Frédéric Bachet est ancien directeur du Parc Marin de la Côte Bleue et membre de la Commission des aires protégées du Comité français de l'UICN. Il est rejoint dans cette conversation par Cécile Fattebert de l'équipe Aires protégées et conservées de l'UICN.
Qu'est-ce qui fait le succès du Parc Marin de la Côte Bleue, en quelques mots ?
En fait, il est perçu par le public de différentes manières. Il y a des cercles internationaux où le Parc est connu. J'ai des exemples où il fait l'objet de cours à l'université. Mais nous rencontrons régulièrement des habitants et des vacanciers de la Côte Bleue qui ne connaissent pas le parc marin. C'est donc un succès encore relatif !

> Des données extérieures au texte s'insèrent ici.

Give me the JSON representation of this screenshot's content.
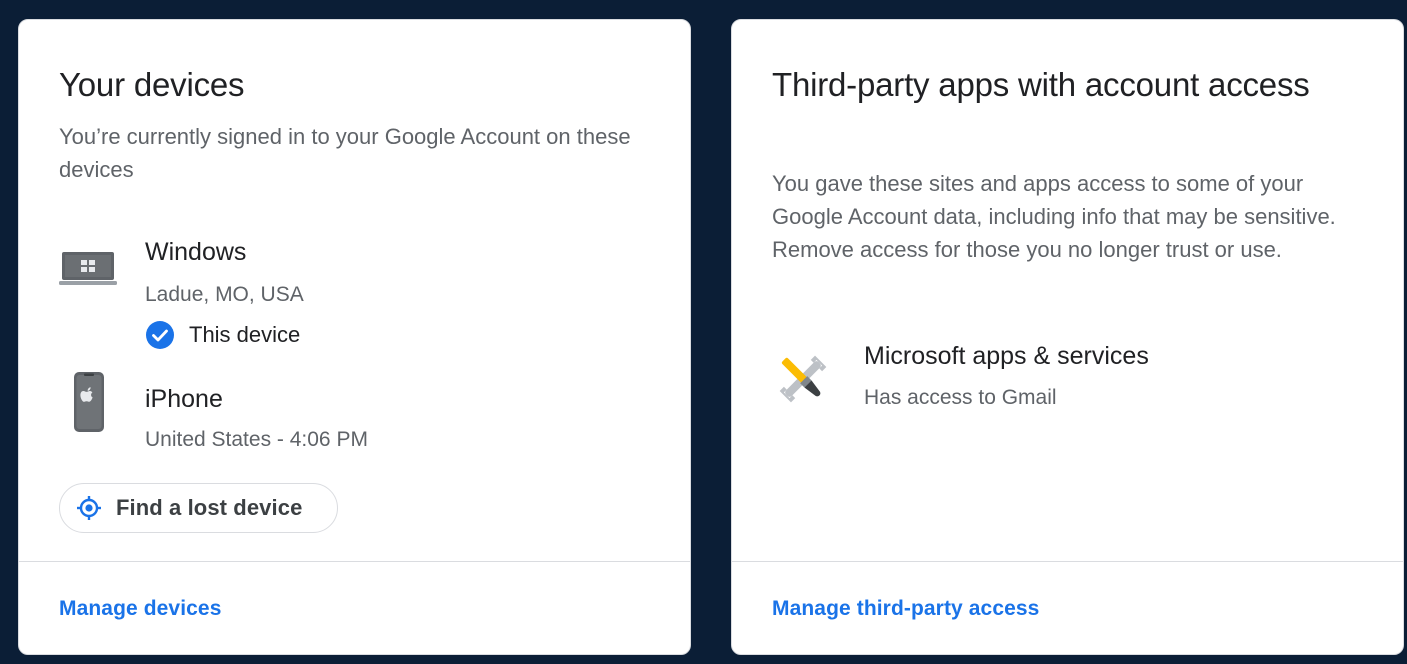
{
  "devices_card": {
    "title": "Your devices",
    "description": "You’re currently signed in to your Google Account on these devices",
    "devices": [
      {
        "name": "Windows",
        "location": "Ladue, MO, USA",
        "this_device_label": "This device",
        "icon": "laptop-windows-icon"
      },
      {
        "name": "iPhone",
        "location": "United States - 4:06 PM",
        "icon": "iphone-icon"
      }
    ],
    "find_button_label": "Find a lost device",
    "manage_link": "Manage devices"
  },
  "apps_card": {
    "title": "Third-party apps with account ac­cess",
    "description": "You gave these sites and apps access to some of your Google Account data, including info that may be sensi­tive. Remove access for those you no longer trust or use.",
    "apps": [
      {
        "name": "Microsoft apps & services",
        "access": "Has access to Gmail",
        "icon": "tools-icon"
      }
    ],
    "manage_link": "Manage third-party access"
  },
  "colors": {
    "background": "#0b1e36",
    "card": "#ffffff",
    "border": "#dadce0",
    "link_blue": "#1a73e8",
    "check_blue": "#1a73e8",
    "primary_text": "#202124",
    "secondary_text": "#5f6368"
  }
}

C'est une initiative qui s'est développée tranquillement, avec un aspect très expérimental au départ et très peu de moyens. Au départ, il s'agissait d'expérimenter un nouveau type d'Aire Marine Protégée, en impliquant les collectivités locales, alors qu'en mer, c'est l'Etat qui avait l'autorité. Nous n'avions donc pas d'outil juridique sur lequel nous appuyer. Les initiatives ne pouvaient donc se développer que sur une base volontaire, en utilisant des mécanismes juridiques que nous ne maîtrisions pas totalement. Le volet sur la valorisation des ressources marines étant un axe très fort du projet initial, nous nous sommes appuyés sur la réglementation de la pêche, en partenariat avec les organisations professionnelles de la pêche qui étaient compétentes en la matière. Ainsi, la configuration de la gouvernance et de la coopération était une condition indispensable à la mise en œuvre des actions et du programme. Cette méthode s'est avérée finalement efficace : rien ne pouvait être imposé, l'engagement des acteurs était nécessaire.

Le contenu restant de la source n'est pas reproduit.